For Wapping, as a response to the scale of the former pumping house we decided to select fewer images but make them very large, so large in fact that the viewer is literally engulfed by the images, we have pushed what is possible to the limit given that most of the photographs were shot on small format cameras. The viewer is literally confronted head on by the scenes of destruction and the larger than life size faces of the people caught up in the event.

As a conclusion to the installation, we have included a piece by Luc Delahaye shot in late September which is a composite of nine photographs of people looking at the debris, in a different way it is a fascinating piece of observation, as engaging as the other work, all those faces with exactly the same profound expression.

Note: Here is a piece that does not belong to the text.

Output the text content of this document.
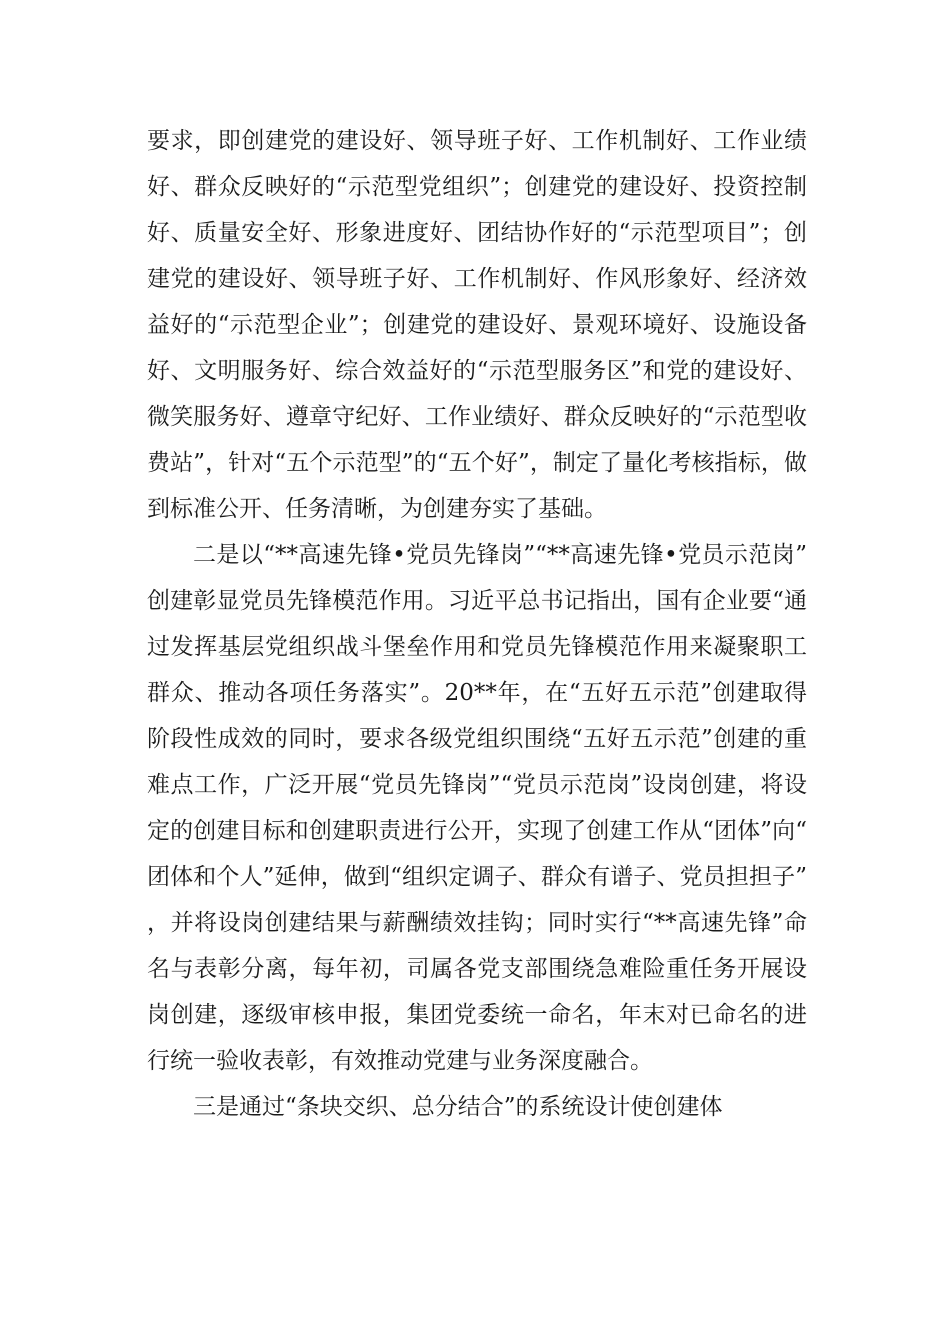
要求，即创建党的建设好、领导班子好、工作机制好、工作业绩好、群众反映好的“示范型党组织”；创建党的建设好、投资控制好、质量安全好、形象进度好、团结协作好的“示范型项目”；创建党的建设好、领导班子好、工作机制好、作风形象好、经济效益好的“示范型企业”；创建党的建设好、景观环境好、设施设备好、文明服务好、综合效益好的“示范型服务区”和党的建设好、微笑服务好、遵章守纪好、工作业绩好、群众反映好的“示范型收费站”，针对“五个示范型”的“五个好”，制定了量化考核指标，做到标准公开、任务清晰，为创建夯实了基础。

二是以“**高速先锋•党员先锋岗”“**高速先锋•党员示范岗”创建彰显党员先锋模范作用。习近平总书记指出，国有企业要“通过发挥基层党组织战斗堡垒作用和党员先锋模范作用来凝聚职工群众、推动各项任务落实”。20**年，在“五好五示范”创建取得阶段性成效的同时，要求各级党组织围绕“五好五示范”创建的重难点工作，广泛开展“党员先锋岗”“党员示范岗”设岗创建，将设定的创建目标和创建职责进行公开，实现了创建工作从“团体”向“团体和个人”延伸，做到“组织定调子、群众有谱子、党员担担子”，并将设岗创建结果与薪酬绩效挂钩；同时实行“**高速先锋”命名与表彰分离，每年初，司属各党支部围绕急难险重任务开展设岗创建，逐级审核申报，集团党委统一命名，年末对已命名的进行统一验收表彰，有效推动党建与业务深度融合。

三是通过“条块交织、总分结合”的系统设计使创建体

My own work tries to capture more of an outsiders take on the city after the event. A selection of six images which look at the streets of New York a couple of months after September 11th. They show a city decorated with flags, seen in the most unlikely places, this was intended as a understated look at one aspect of the ‘ordinary city’ that tries to show how in those times of uncertainty this symbol was used to reinforce a sense of identity, the use of the flag was for many a sign of strength, but seemed more to me a method of obscuring from view the outside world. My overall response was slightly numb and sad, that the flag could be somehow used as a national medicine to make everything better again.